Importanti novità archeologiche stanno riscrivendo la storia del Castello Bizantino nel cuore dell’antico borgo. Gli scavi, condotti dal Dipartimento di Archeologia dell’Università di Siena in stretta collaborazione con il Comune di Simeri Crichi e la Soprintendenza ABAP di Catanzaro e Crotone, hanno portato alla luce dettagli sorprendenti sull’organizzazione della vita nobiliare.
L’area 1000 rivela un’organizzazione complessa
Negli ultimi mesi è stata scoperta e riportata alla luce una nuova sezione del castello, denominata “Area 1000”, che sta rivelando particolari inediti sugli ambienti padronali.
Gli archeologi, diretti dal professor Carlo Citter (Università di Siena) e seguiti per la Soprintendenza da Lorenzo Chiricò, hanno identificato un ambiente che in origine doveva essere aperto, ma che venne poi chiuso e adattato nel tempo. Si distinguono chiaramente i piedritti di un’apertura arcuata, tracce di intonaco originario e, particolarmente interessante, l’impronta di una camera fumaria. Questo dettaglio suggerisce che la stanza fu in seguito utilizzata come spazio riscaldato, indicando una notevole flessibilità strutturale nel corso dei secoli.

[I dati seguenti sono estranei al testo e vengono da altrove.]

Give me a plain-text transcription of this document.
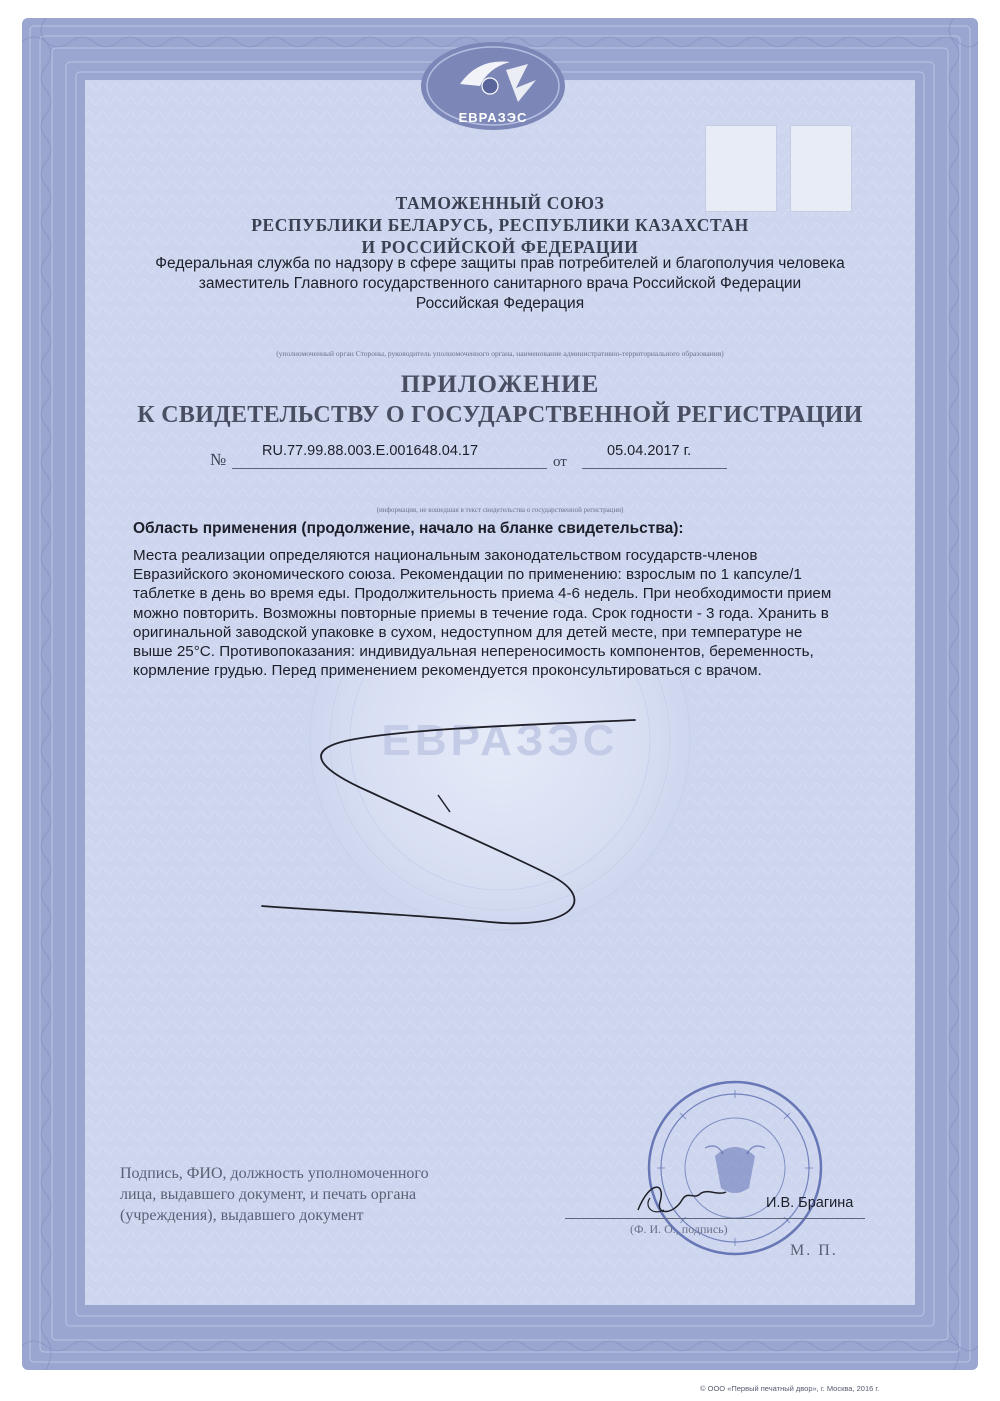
ЕВРАЗЭС
ЕВРАЗЭС
ТАМОЖЕННЫЙ СОЮЗ
РЕСПУБЛИКИ БЕЛАРУСЬ, РЕСПУБЛИКИ КАЗАХСТАН
И РОССИЙСКОЙ ФЕДЕРАЦИИ
Федеральная служба по надзору в сфере защиты прав потребителей и благополучия человека
заместитель Главного государственного санитарного врача Российской Федерации
Российская Федерация
(уполномоченный орган Стороны, руководитель уполномоченного органа, наименование административно-территориального образования)
ПРИЛОЖЕНИЕ
К СВИДЕТЕЛЬСТВУ О ГОСУДАРСТВЕННОЙ РЕГИСТРАЦИИ
№ RU.77.99.88.003.E.001648.04.17
от
05.04.2017 г.
(информация, не вошедшая в текст свидетельства о государственной регистрации)
Область применения (продолжение, начало на бланке свидетельства):
Места реализации определяются национальным законодательством государств-членов
Евразийского экономического союза. Рекомендации по применению: взрослым по 1 капсуле/1
таблетке в день во время еды. Продолжительность приема 4-6 недель. При необходимости прием
можно повторить. Возможны повторные приемы в течение года. Срок годности - 3 года. Хранить в
оригинальной заводской упаковке в сухом, недоступном для детей месте, при температуре не
выше 25°С. Противопоказания: индивидуальная непереносимость компонентов, беременность,
кормление грудью. Перед применением рекомендуется проконсультироваться с врачом.
Подпись, ФИО, должность уполномоченного
лица, выдавшего документ, и печать органа
(учреждения), выдавшего документ
И.В. Брагина
(Ф. И. О., подпись)
М. П.
© ООО «Первый печатный двор», г. Москва, 2016 г.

Il pavimento, conservato solo in parte, mostra segni di successive modifiche, e le indagini su questi strati continueranno nelle prossime settimane per completare il quadro storico.
Ricerca internazionale e la soddisfazione del Sindaco
A Simeri Crichi non c’è fermento solo al castello: un gruppo di ricercatori dell’Università della Polonia sta parallelamente svolgendo ricerche nell’antica zona della Grecìa, contribuendo ad ampliare le conoscenze sul territorio bizantino calabrese.
Il sindaco Davide Zicchinella ha espresso grande soddisfazione per i progressi: le scoperte di questi mesi “testimoniano l’importanza storica e nobiliare del castello”. Il primo cittadino ha garantito l’impegno dell’Amministrazione per la fase successiva.
“Un patrimonio che finalmente torna alla luce e che presto potrà essere ammirato da tutti,” ha dichiarato Zicchinella, confermando che il castello sarà messo in sicurezza e reso visitabile anche all’interno.
Le indagini archeologiche rappresentano un passo fondamentale verso la valorizzazione di uno dei luoghi più iconici e identitari di Simeri Crichi, dove il passato continua a raccontare nuove, affascinanti storie.